I’d like to meet up with knights so bald
That’s why they wore helmets, I’m told
Fighting fire breathing dragons
at feminist conventions!
I’d like to turn blue in the freezing cold
I’d like to be still chasing skirt when I’m old
I’d like to be a cowboy in The Wild West
Chasing Red Indians, it’s what they do best
Not some cowboy plumber with tattoos and man breasts
I’d like to be a maniac.
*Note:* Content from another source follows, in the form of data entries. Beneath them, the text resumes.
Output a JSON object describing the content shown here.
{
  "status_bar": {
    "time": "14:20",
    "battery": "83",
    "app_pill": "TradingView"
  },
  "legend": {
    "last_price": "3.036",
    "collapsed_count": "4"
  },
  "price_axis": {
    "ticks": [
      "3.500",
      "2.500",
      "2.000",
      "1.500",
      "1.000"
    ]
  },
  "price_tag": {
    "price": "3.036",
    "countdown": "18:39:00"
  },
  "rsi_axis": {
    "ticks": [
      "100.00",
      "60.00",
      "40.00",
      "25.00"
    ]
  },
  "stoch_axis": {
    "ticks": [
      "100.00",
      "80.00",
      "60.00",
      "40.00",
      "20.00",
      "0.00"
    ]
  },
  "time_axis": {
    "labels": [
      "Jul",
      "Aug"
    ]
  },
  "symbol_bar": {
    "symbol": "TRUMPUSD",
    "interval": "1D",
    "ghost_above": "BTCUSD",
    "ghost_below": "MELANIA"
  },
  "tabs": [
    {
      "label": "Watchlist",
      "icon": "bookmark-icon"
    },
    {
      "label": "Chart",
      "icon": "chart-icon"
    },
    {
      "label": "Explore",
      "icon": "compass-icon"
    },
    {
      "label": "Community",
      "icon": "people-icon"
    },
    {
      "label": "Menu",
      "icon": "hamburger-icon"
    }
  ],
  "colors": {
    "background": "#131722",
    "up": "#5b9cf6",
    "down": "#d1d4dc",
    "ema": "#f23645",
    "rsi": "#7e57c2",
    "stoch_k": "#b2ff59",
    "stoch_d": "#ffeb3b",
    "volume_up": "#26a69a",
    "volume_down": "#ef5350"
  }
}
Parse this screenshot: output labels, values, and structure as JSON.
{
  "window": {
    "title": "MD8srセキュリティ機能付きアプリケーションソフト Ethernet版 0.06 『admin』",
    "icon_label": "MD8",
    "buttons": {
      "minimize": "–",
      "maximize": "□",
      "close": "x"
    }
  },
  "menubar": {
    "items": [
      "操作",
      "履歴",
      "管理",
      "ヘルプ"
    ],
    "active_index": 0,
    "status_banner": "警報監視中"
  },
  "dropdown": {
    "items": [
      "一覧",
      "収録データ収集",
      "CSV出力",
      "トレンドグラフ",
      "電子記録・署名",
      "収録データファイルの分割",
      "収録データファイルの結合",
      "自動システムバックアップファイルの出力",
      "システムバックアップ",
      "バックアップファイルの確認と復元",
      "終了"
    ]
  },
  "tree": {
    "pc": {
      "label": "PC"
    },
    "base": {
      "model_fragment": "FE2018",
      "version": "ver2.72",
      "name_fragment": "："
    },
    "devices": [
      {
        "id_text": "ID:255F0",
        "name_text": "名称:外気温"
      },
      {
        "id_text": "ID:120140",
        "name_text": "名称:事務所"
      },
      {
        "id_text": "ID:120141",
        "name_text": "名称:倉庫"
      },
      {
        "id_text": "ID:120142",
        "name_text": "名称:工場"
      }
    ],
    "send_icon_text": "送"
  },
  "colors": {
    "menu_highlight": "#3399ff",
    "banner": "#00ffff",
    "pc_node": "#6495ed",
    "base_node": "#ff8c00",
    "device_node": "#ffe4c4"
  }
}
I’d like to be obsessed
I’d like to be a fly on the wall
listening in on government secrets in Whitehall
Or stay in a “Trusthouse Forte” on the middle east roadmap
Watch a Spanish league game that’s absolutely crap!
I’d like to be a fire eater or a circus clown
Or some drunken lunatic chased out of town!
Not being cruel or even unkind
But as long as it’s a Welsh town, I really wouldn’t mind
I’d like to be a bandit robbing a stagecoach
I’d like to be a sewer rat or a cockroach
Get some crummy hotel or hospital as well
Closed down for good. That would be just swell
I’d like to dine Haute Cuisine in a “Greasy Spoon”
Or run over “Mickey Mouse” in a car–toon
I’d like to take a black and white photograph
Of The Loch Ness Monster in Dagenham, for a laugh
Finally, I’d like to tap dance and fall in the sink!
Go to Hull city centre and film the missing link!